几步路而已,却几乎耗费了我全部的力气,仿佛刚才走过的竟是谁的一生。
刚来到敞开的门口,我鼻腔中的空气便被血腥味给掠夺。这种气味对我而言并不陌生,我时常需要处理生鲜食材,杀鱼也好杀鸡也罢,在起油锅之前鲜血的气味会一直残留在后厨。
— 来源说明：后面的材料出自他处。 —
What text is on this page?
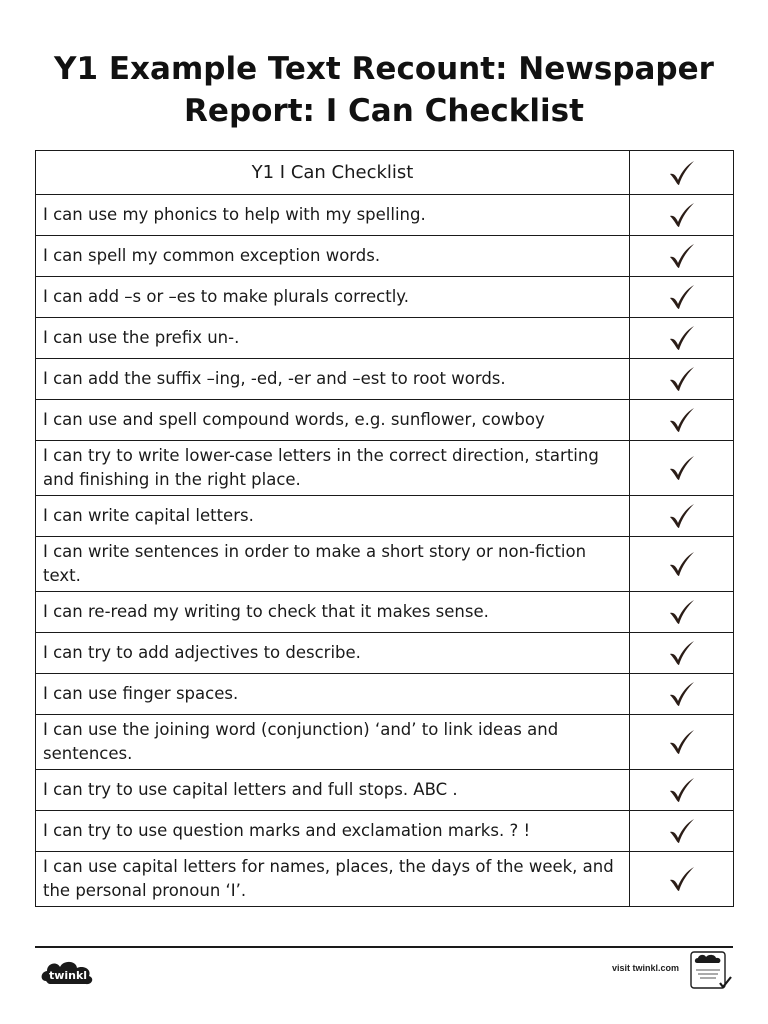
Y1 Example Text Recount: Newspaper
Report: I Can Checklist
Y1 I Can Checklist	

I can use my phonics to help with my spelling.	

I can spell my common exception words.	

I can add –s or –es to make plurals correctly.	

I can use the prefix un-.	

I can add the suffix –ing, -ed, -er and –est to root words.	

I can use and spell compound words, e.g. sunflower, cowboy	

I can try to write lower-case letters in the correct direction, starting and finishing in the right place.	

I can write capital letters.	

I can write sentences in order to make a short story or non-fiction text.	

I can re-read my writing to check that it makes sense.	

I can try to add adjectives to describe.	

I can use finger spaces.	

I can use the joining word (conjunction) ‘and’ to link ideas and sentences.	

I can try to use capital letters and full stops. ABC .	

I can try to use question marks and exclamation marks. ? !	

I can use capital letters for names, places, the days of the week, and the personal pronoun ‘I’.	
twinkl
visit twinkl.com
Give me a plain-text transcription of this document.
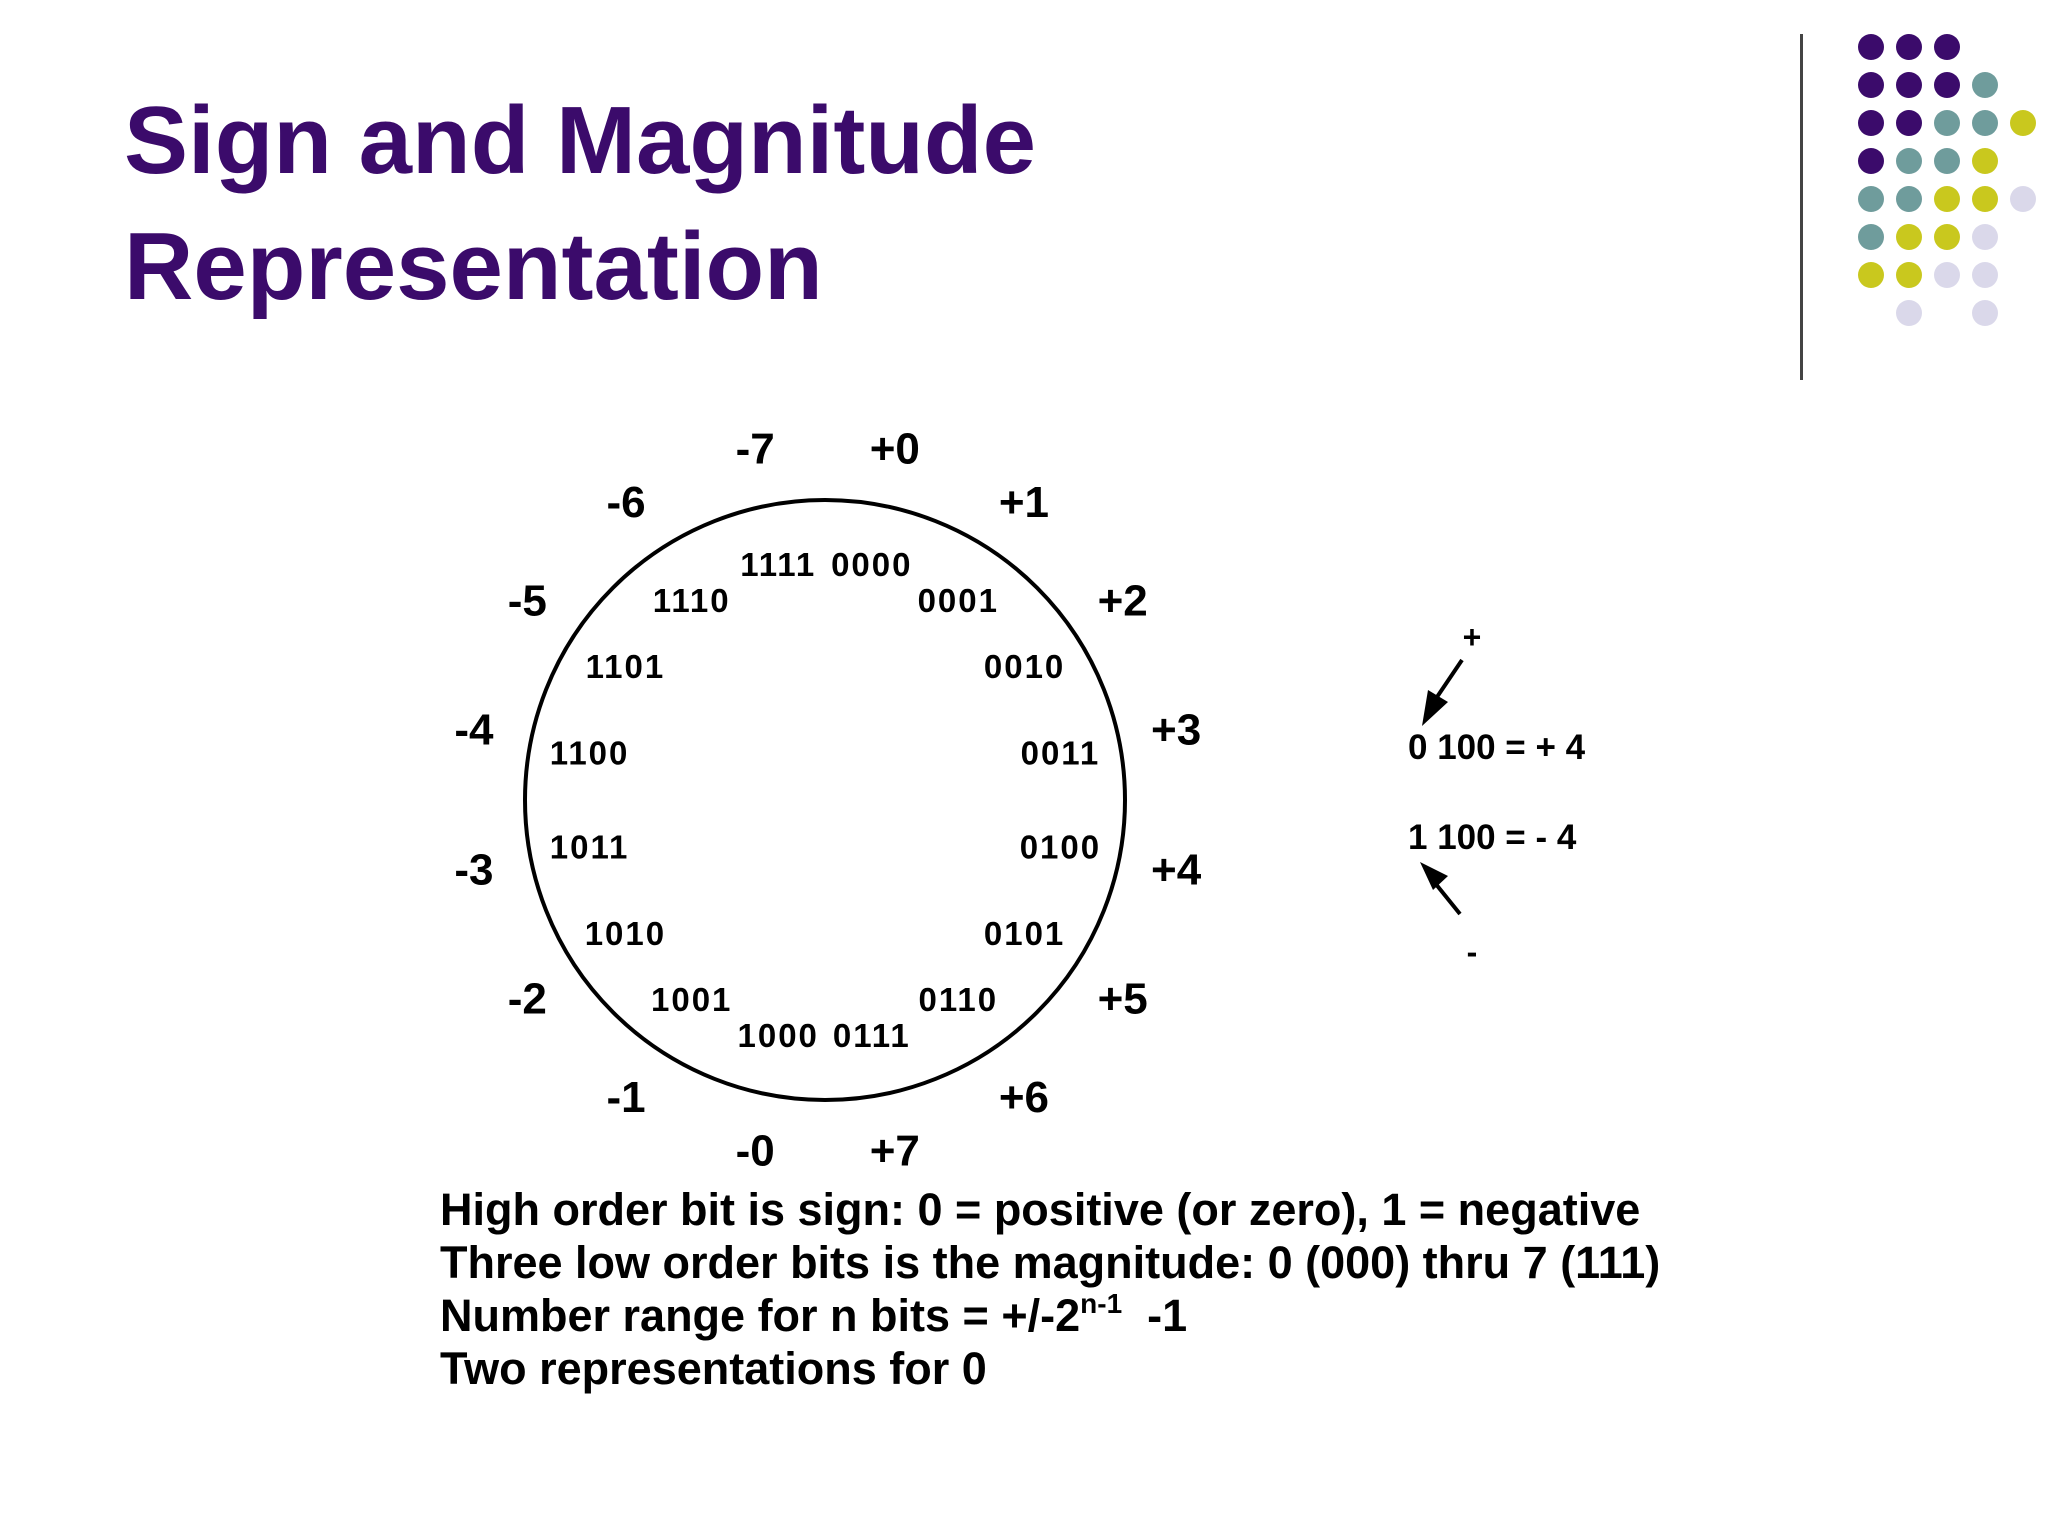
Sign and Magnitude
Representation
0000
+0
0001
+1
0010
+2
0011 +3
0100 +4
0101
+5
0110
+6
0111
+7
1000
-0
1001
-1
1010
-2
1011
-3
1100
-4
1101
-5	1110
-6
1111
-7
+
0 100 = + 4
1 100 = - 4
-
High order bit is sign: 0 = positive (or zero), 1 = negative
Three low order bits is the magnitude: 0 (000) thru 7 (111)
Number range for n bits = $+/-2^{n-1}$  -1
Two representations for 0
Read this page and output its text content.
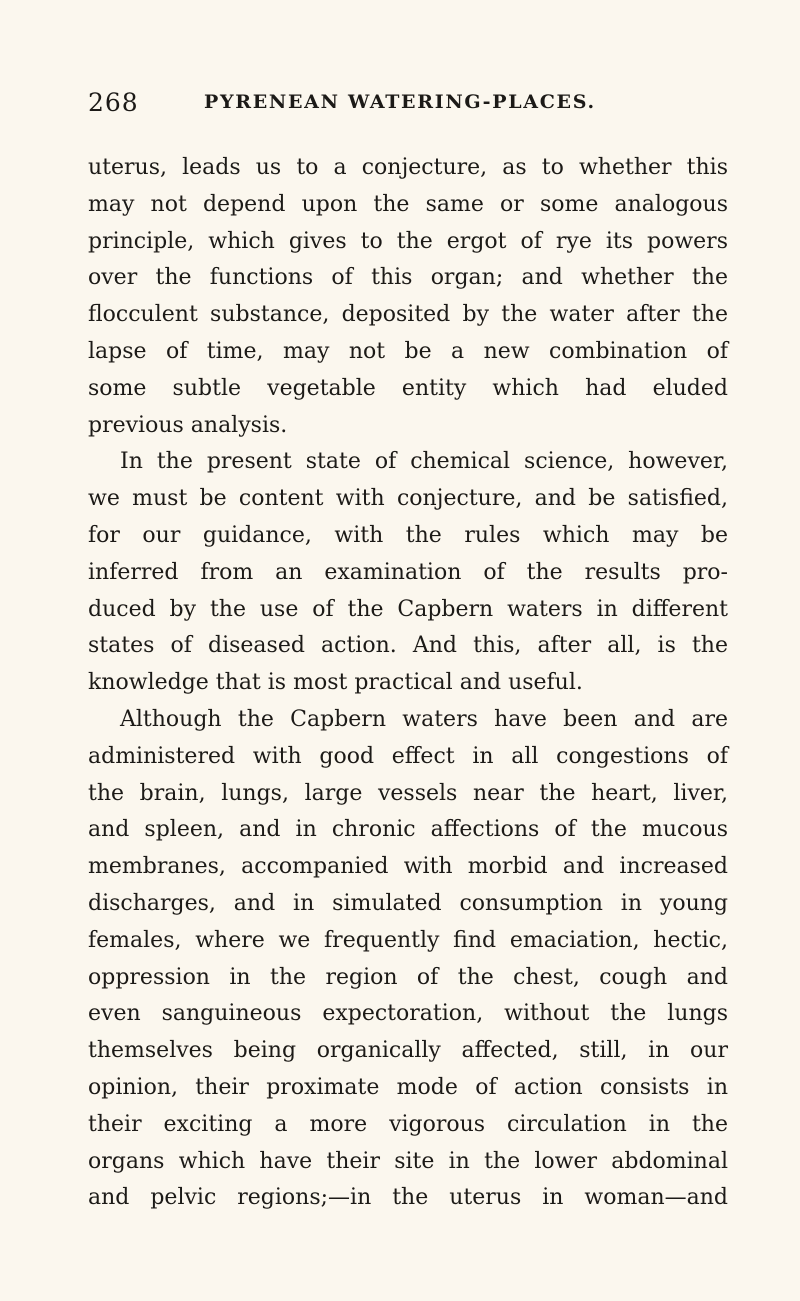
268	PYRENEAN WATERING-PLACES.
uterus, leads us to a conjecture, as to whether this
may not depend upon the same or some analogous
principle, which gives to the ergot of rye its powers
over the functions of this organ; and whether the
flocculent substance, deposited by the water after the
lapse of time, may not be a new combination of
some subtle vegetable entity which had eluded
previous analysis.
In the present state of chemical science, however,
we must be content with conjecture, and be satisfied,
for our guidance, with the rules which may be
inferred from an examination of the results pro-
duced by the use of the Capbern waters in different
states of diseased action. And this, after all, is the
knowledge that is most practical and useful.
Although the Capbern waters have been and are
administered with good effect in all congestions of
the brain, lungs, large vessels near the heart, liver,
and spleen, and in chronic affections of the mucous
membranes, accompanied with morbid and increased
discharges, and in simulated consumption in young
females, where we frequently find emaciation, hectic,
oppression in the region of the chest, cough and
even sanguineous expectoration, without the lungs
themselves being organically affected, still, in our
opinion, their proximate mode of action consists in
their exciting a more vigorous circulation in the
organs which have their site in the lower abdominal
and pelvic regions;—in the uterus in woman—and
可在永夜宫,没有人拥有食欲,没有人需要料理肉食,那残虐的味道只可能是自人身上传来。
很难说此刻我的心是高悬于喉咙,还是凉得如冰块,能肯定的是游戏真的开始了,不得不去面对的现实绘卷正摊开在我的眼前。
我强自镇定下来,让正在发颤的腿努力使劲,才得以从门边挪步至厢房深处的床边。
借着天顶昏暗的零星光芒,我终于看清了死者的面目。
……即便他与我只是今日初次见面的萍水相逢之人,我的腿却忽然脱了力,整个人跪倒在他的榻旁,手下意识地扶住了床板,粘在木头上的是大片早已干涸了的血块,在我的碰触下无声地龟裂成小小的碎屑。
可这些暗红原先都应该在他的身体里流淌啊!
那些碎裂了的血块似乎仍属于他胴体里的一部分,在他活着的时候我不会去轻薄他的身体,死后我亦不愿去冒犯他的血液,只要不碰到好像他便没有死了似的。
他看上去如同睡着了一般。不知道是做了噩梦吗,还是就算在睡眠中也依然会感到锥心苦痛,眉头好似白日那样轻轻地蹙起。
我不明白自己为什么要这么做。
只是伸出了手,触到了那但凉未凉的眉心,尽可能动作轻柔地为他舒展开残存于眉间的沟壑。他的皮肤有些干涩,逐渐失去了年轻人该有的弹性。
做这些的时候我蓦然回想起了许多。
我还记得他对我说话时那算不上热情的神态,稳住我身体时从他的手心传来的温度,还有萦绕在他身上那若隐若现的麝香气息。
他的胸口要害处插着一柄短刃,刀柄的金属折射着微弱的光,却依旧刺眼得好像在嘲笑我的迟来。石室内安静得可以听到自己的呼吸和心跳声,然而躺在床上的他沉静得再也无法发出生命的声响了。
早在离开自己的房间之前我就下定了决心。
我将双手握住短刃的刀柄,短刃的插入之深几乎是将他钉在了床板上一样,仿佛这便是人的恶意扎根之深。
“郝连公子,无意冒犯,抱歉……”
我咬住嘴唇,将短刃从他的身躯中抽将出来。

Notes:

用的板子是十人板:3狼3民+预女猎+混血儿

一直一直很想写这个题材!哪知月华是真的给这个机会~!
虽然玩狼杀经验不算多,但怎么也是个娱百凹呜狼人杀老观众了b( ̄▽ ̄)d
这个板子参考的是2025.12.10那一期,当然本文和视频没有关系(围巾好惨啊(笑。